Reports that the Linux netbook is dead or dying are incorrect, at least globally, according to an analyst firm.
Nearly one-third of the 35 million netbooks on track to ship this year will come with some variant of the free, open-source operating system, ABI Research said. The exact split is 32% Linux versus 68% Windows, said Jeff Orr, an analyst at ABI, which works out to about 11 million Linux netbooks this year.
"Just because you live in the United States, don't assume that everything is on Windows," Orr said.
Orr said Ubuntu is a popular choice on netbooks, though he declined to confirm that with any hard statistics.
As netbooks running the ARM processor become a major factor, Orr predicted Linux will overtake Windows on netbooks by 2013. That will be driven by consumers in less-developed countries buying Linux netbooks as their primary PCs, rather than North American consumers buying netbooks as secondary machines as predominates today.
While U.S. consumers sometimes appear to have a love-hate relationship with Windows, those non-U.S. consumers have less experience with Windows -- and thus less reliance, Orr said.
For emerging ARM-based netbooks, Orr suggested that Microsoft adopt the same strategy that it did last year to wrest away Linux's initial lead on the hot netbook market, which was to cut the price of Windows XP.
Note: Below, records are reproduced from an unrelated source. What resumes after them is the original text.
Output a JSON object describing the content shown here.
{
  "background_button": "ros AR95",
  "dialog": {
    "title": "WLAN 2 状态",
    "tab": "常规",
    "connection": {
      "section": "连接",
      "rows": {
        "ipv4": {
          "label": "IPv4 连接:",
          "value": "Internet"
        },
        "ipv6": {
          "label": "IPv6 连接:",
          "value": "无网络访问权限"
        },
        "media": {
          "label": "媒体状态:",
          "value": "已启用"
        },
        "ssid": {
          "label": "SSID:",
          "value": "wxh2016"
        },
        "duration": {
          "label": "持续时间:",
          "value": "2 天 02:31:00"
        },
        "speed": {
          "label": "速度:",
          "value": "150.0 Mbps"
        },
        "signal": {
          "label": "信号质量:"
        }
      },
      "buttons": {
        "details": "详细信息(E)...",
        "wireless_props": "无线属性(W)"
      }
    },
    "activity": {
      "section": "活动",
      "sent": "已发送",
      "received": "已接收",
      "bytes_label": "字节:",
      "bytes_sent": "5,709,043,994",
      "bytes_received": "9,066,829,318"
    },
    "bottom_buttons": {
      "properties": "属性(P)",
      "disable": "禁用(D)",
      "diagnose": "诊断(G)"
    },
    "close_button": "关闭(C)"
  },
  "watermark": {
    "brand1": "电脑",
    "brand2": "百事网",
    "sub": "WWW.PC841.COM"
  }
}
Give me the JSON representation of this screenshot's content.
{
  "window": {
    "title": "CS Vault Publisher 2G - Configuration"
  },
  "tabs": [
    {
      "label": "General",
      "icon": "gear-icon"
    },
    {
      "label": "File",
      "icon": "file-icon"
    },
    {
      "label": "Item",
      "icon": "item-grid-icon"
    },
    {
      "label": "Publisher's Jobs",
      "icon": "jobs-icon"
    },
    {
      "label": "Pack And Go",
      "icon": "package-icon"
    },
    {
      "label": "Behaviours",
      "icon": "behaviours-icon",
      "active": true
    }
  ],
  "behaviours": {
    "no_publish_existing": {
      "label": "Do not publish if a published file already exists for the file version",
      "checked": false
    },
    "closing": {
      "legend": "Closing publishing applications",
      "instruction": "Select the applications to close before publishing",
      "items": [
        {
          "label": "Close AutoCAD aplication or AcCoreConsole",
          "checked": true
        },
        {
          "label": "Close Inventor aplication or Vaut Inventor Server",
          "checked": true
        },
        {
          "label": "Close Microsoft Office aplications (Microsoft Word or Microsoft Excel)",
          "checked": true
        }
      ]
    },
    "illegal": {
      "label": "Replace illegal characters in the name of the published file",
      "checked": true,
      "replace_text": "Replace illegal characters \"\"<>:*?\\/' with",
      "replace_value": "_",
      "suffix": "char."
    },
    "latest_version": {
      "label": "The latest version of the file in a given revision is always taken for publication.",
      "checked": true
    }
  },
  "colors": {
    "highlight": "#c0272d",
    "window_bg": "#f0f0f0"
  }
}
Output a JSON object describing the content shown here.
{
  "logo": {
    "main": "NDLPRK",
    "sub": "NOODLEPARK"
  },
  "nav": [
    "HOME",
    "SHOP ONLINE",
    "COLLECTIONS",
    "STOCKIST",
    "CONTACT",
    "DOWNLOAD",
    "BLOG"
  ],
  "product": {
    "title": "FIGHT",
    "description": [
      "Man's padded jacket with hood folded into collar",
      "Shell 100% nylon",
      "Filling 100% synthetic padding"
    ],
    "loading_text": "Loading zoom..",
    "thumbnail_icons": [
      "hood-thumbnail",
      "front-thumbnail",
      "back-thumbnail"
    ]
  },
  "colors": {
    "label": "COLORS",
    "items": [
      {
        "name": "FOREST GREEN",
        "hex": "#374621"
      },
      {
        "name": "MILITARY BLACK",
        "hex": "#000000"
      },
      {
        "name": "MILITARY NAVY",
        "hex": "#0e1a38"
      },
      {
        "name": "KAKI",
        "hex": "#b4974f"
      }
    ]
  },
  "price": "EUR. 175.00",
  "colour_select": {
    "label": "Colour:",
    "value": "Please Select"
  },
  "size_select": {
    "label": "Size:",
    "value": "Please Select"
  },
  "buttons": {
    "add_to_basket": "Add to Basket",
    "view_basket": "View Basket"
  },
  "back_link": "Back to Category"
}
That could mean offering Windows Embedded CE or Windows Mobile, both of which already run on ARM, at a discount to netbook manufacturers, he said, in order to stave off platforms such as Google Inc.'s Android or Chrome OS, or the Intel Corp.-created Moblin.
"They need to get a play started now," he said.
In a statement, Microsoft maintained that "over 93% of worldwide small notebook PCs run Windows today.
"With the recent launch of Windows 7, we believe that trend will continue," the company said. Microsoft touted Windows Embedded CE 6.0 R3 for ARM, but declined to say whether it would cut its license price to win manufacturers.
Microsoft has also resisted calls to endorsements from ARM vendors, such as Nvidia Inc., whose Tegra chips run Windows CE for Microsoft's Zune player, and the purported ease and power of developing on Windows CE.
ABI said its 35 million shipment figure is a reaffirmation of an earlier forecast that itself was a slight tweak of its January forecast of 39 million netbook shipments in 2009.
"That seemed aggressive at the time, but it's happening, no doubt about it," Orr said.
The largest share of netbook sales is in the Asia-Pacific region, including Japan, Australia and New Zealand.
The only market that has failed to match earlier expectations, he said, is China, where inexpensive (US$250), no-name netbooks have not sold as well as predicted.
Only 17% of netbooks this year will be sold through mobile operators, with the vast majority being sold via retail, said Orr. Consumers have been reluctant to pay for expensive 3G data service contracts, which average $60 a month, since they mostly treat netbooks as secondary machines.
"Wi-Fi is good enough today," he said. That will change, he said, as more buyers get netbooks as their primary machine.
Two categories that ABI says were nearly dead are also either reviving or due for a comeback. Mobile Internet Devices (MIDs), which by ABI's definition include Nokia's N900 and Nokia's ill-fated N810 and exclude more full-featured portable devices, only had 30,000 shipments worldwide last year. That should grow to 1 million MIDs worldwide this year, Orr said.
Meanwhile, ultra-mobile PCs (UMPCs), which ABI defines as tiny, pricey laptops running full Windows, also crashed and burned this year as a category, with the closure of vendors like OQO Inc.
UMPCs could come back as thin-and-light notebooks running ultra-low-voltage processors such as Intel's CULV or AMD's Neo, he said. Those would ideally cost between $500 and $750, so as to slot themselves between netbooks and regular laptops, he said.